Sebutlah namanya Lie Chin Sih. Usahanya bergerak dalam bidang distribusi mesin kompresor pabrik dengan wilayah pemasaran pulau Jawa. Dialah bosnya yang ke mana-mana disopiri oleh Jumanta untuk menjual dan melayani purna jual. Permintaan bos belum dipenuhi Jumanta, yakni suntik vaksin tahap satu. Jumanta meminta maaf karena belum sempat.

Tengah malam, sebuah pesan masuk di HP Jumanta bahwa bosnya sakit. Namun tidak berarti kerjanya libur. Bosnya memerintahkan agar Jumanta menjemput adiknya di Karawang untuk diantar ke Kalideres. Adik bos yang katanya warga negara Cina itu sepintas tampak biasa saja sehingga tak ada kekhawatiran Jumanta terhadapnya. Dia duduk di kursi baris tengah mobil innova yang disopirinya.
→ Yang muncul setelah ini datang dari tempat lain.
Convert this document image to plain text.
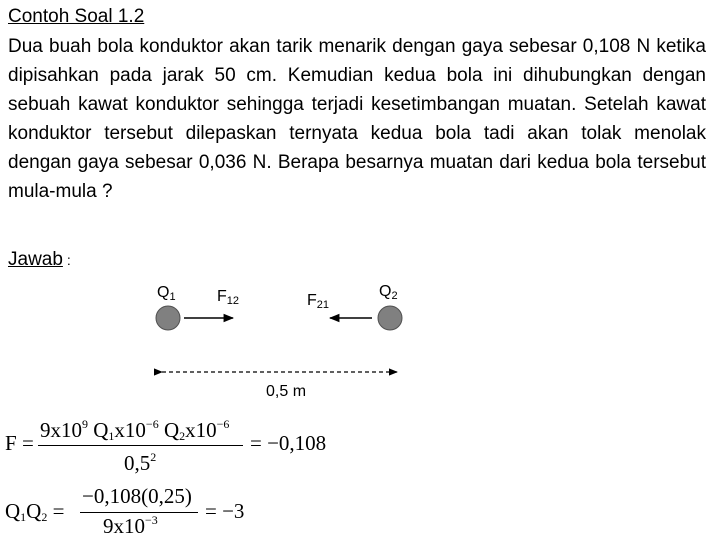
Contoh Soal 1.2

Dua buah bola konduktor akan tarik menarik dengan gaya sebesar 0,108 N ketika dipisahkan pada jarak 50 cm. Kemudian kedua bola ini dihubungkan dengan sebuah kawat konduktor sehingga terjadi kesetimbangan muatan. Setelah kawat konduktor tersebut dilepaskan ternyata kedua bola tadi akan tolak menolak dengan gaya sebesar 0,036 N. Berapa besarnya muatan dari kedua bola tersebut mula-mula ?

Jawab :
$Q_1$	$F_{12}$	$F_{21}$
$Q_2$
0,5 m
F =
$9x10^9$ $Q_1x10^{-6}$ $Q_2x10^{-6}$
$0,5^2$
= −0,108
$Q_1Q_2$ =
−0,108(0,25)
$9x10^{-3} = -3$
Karena tak ada tugas lain Jumanta kembali lebih cepat. Namun dengan kondisi badan yang agak berbeda, setelah mengandangi mobil di garasi rumah bos, dalam perjalanan naik sepeda motor Jumanta mampir ke klinik Esa Medika untuk memeriksakan diri. Menunggu hasil tes PCR (Polymerase Chain Reaction) perlu waktu hampir tiga jam. Begitu hasilnya ditunjukkan, Jumanta kaget. Dirinya positif terpapar virus korona alias covid-19! Hal itu dikabarkannya kepada istrinya. Dia diminta tidak segera pulang dan cari akal bagaimana sebaiknya agar keluarga tidak tertular. Setelah berpikir beberapa saat Jumanta meminta istrinya menyediakan tempat di belakang rumah, bekas kandang ayam. Begitu tiba, Jumanta langsung menuju tempat istirahat yang telah disediakan. Jumanta kemudian mengabari ketua RT melalui telepon.  Ketua RT-nya menanggapi, "Bagus, itu lebih baik. Lebih baik isolasi mandiri di rumah. Tempat karantina dikabarkan penuh pasien."  

Istrinya membuka pintu sedikit untuk memberikan titipan dari Ketua RT, sebotol kecil propolis dan vitamin. "Ini dari Pak Erte, suruh diminum."

 "Ning, kau masih hafal nomor PIN ATM-ku?"

"Masih ada catatannya di dompet perhiasan."

"Jika aku tutup usia gunakanlah dengan baik. Uangnya memang tidak banyak, mudah-mudahan bisa membantu."

Seketika air mata istrinya meleleh. "Kakak, jangan berkata begitu. Kakak pasti sembuh."

"Seluruh badanku sakit. Sakit sekali."

"Semangatlah kakak, bertahanlah."

"Yah, mudah-mudahan. Kalian tenang saja. Aku akan berusaha untuk sembuh. Sudah yah jangan mendekat. Akan lebih susah kita jika semuanya tertular."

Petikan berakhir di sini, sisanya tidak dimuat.